M21 Museum (No,1929 Shibo Dadao, Pudong, Shanghai), Nov 9, 2016–Feb 15, 2017
In a thirty-year retrospective of an important pioneer in the history of contemporary art in China, the word “big” is unavoidable. Some 25,000 gold and red lanterns cover the exterior structure of the museum; inside, several thousand bricks the size of those furnishing the Han dynasty wall but made of human hair stack up to form part of a “Great Wall”, and, for a recent piece in Shenzhen that is recalled here, Gu invited 1,500 children to write in calligraphy Confucius’ The Classic of Filial Piety onto silk cloth using pigment made from algae. Sections of this work hang in the middle atrium from a ceiling dozens of meters high; with them extends a deep sense of insecurity, the form of the classic “Big Character Poster” having had its content replaced. There is that collectivist spirit, almost like the opening ceremony of the Olympics, when many people single-mindedly focus their energies. Beyond the sense of ritual, what comes through, with the help of art, is the official line about promoting culture and the will to power.

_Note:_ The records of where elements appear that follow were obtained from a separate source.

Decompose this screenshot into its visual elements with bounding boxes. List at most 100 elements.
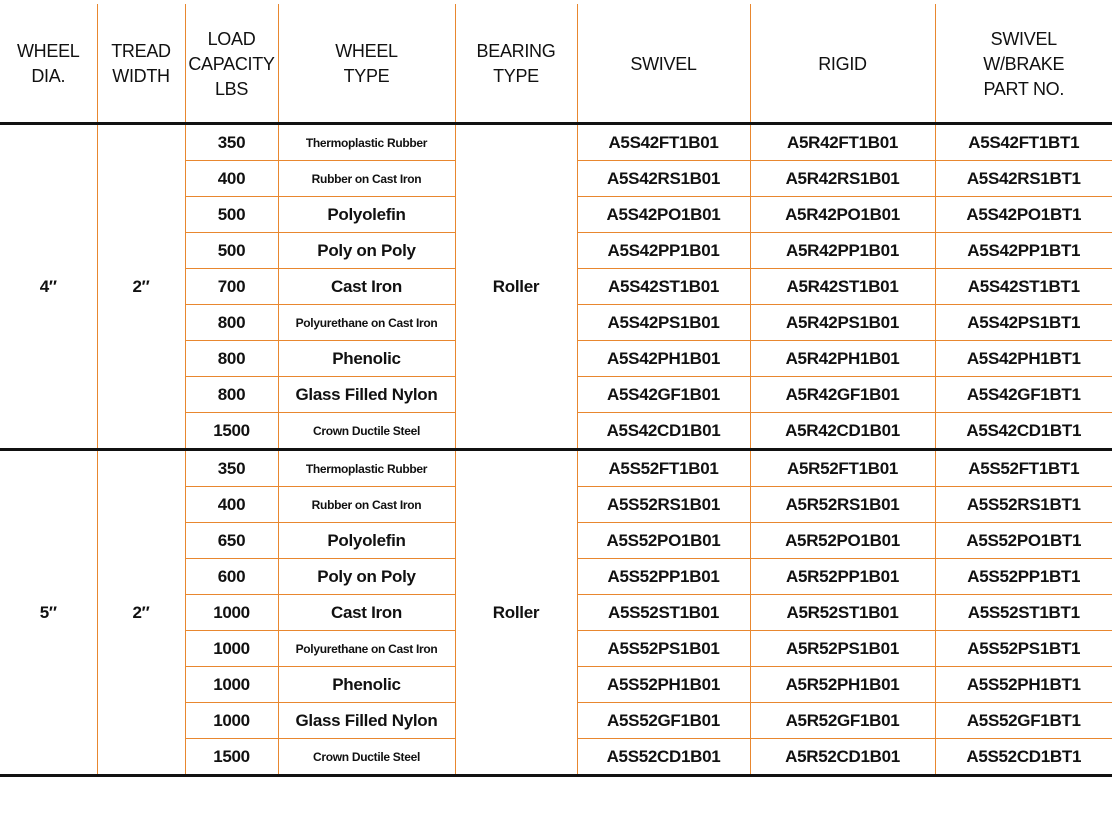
rigid-part: A5R42FT1B01 [750, 124, 935, 161]
load-capacity: 1500 [185, 413, 278, 450]
header-line: DIA. [0, 64, 97, 89]
brake-part: A5S52ST1BT1 [935, 595, 1112, 631]
swivel-part: A5S42PS1B01 [577, 305, 750, 341]
load-capacity: 600 [185, 559, 278, 595]
rigid-part: A5R42PH1B01 [750, 341, 935, 377]
swivel-part: A5S52RS1B01 [577, 487, 750, 523]
brake-part: A5S52GF1BT1 [935, 703, 1112, 739]
brake-part: A5S52PH1BT1 [935, 667, 1112, 703]
load-capacity: 350 [185, 124, 278, 161]
wheel-type: Polyolefin [278, 197, 455, 233]
swivel-part: A5S42CD1B01 [577, 413, 750, 450]
wheel-type: Crown Ductile Steel [278, 413, 455, 450]
header-line: TREAD [98, 39, 185, 64]
rigid-part: A5R52ST1B01 [750, 595, 935, 631]
rigid-part: A5R42ST1B01 [750, 269, 935, 305]
load-capacity: 500 [185, 197, 278, 233]
wheel-type: Polyurethane on Cast Iron [278, 305, 455, 341]
wheel-type: Phenolic [278, 667, 455, 703]
wheel-dia: 5″ [0, 450, 97, 776]
load-capacity: 700 [185, 269, 278, 305]
rigid-part: A5R52FT1B01 [750, 450, 935, 487]
wheel-type: Thermoplastic Rubber [278, 124, 455, 161]
load-capacity: 1000 [185, 595, 278, 631]
header-line: LBS [186, 77, 278, 102]
wheel-type: Cast Iron [278, 595, 455, 631]
brake-part: A5S42PP1BT1 [935, 233, 1112, 269]
load-capacity: 350 [185, 450, 278, 487]
rigid-part: A5R42CD1B01 [750, 413, 935, 450]
rigid-part: A5R52CD1B01 [750, 739, 935, 776]
rigid-part: A5R42GF1B01 [750, 377, 935, 413]
header-line: W/BRAKE [936, 52, 1112, 77]
swivel-part: A5S52PP1B01 [577, 559, 750, 595]
wheel-type: Poly on Poly [278, 559, 455, 595]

In this exhibition, one sees the avant-garde works Gu Wenda had created in the 1980s by fusing music, literature, and ink art, with a meticulousness and spectacle that transcend the times. And there is the subversive recombination and recreation of Chinese writing, the Stele series about the exchange and export of culture, human hair, genes, alchemy—Chinese symbols sweeping all on the path to “conquer the West”. This return to Gu’s hometown feels unfamiliar now, as though the product of a different age. With his illegible writing and opaque hair that cannot be seen through, culture is translated back again in this homecoming of the traveller.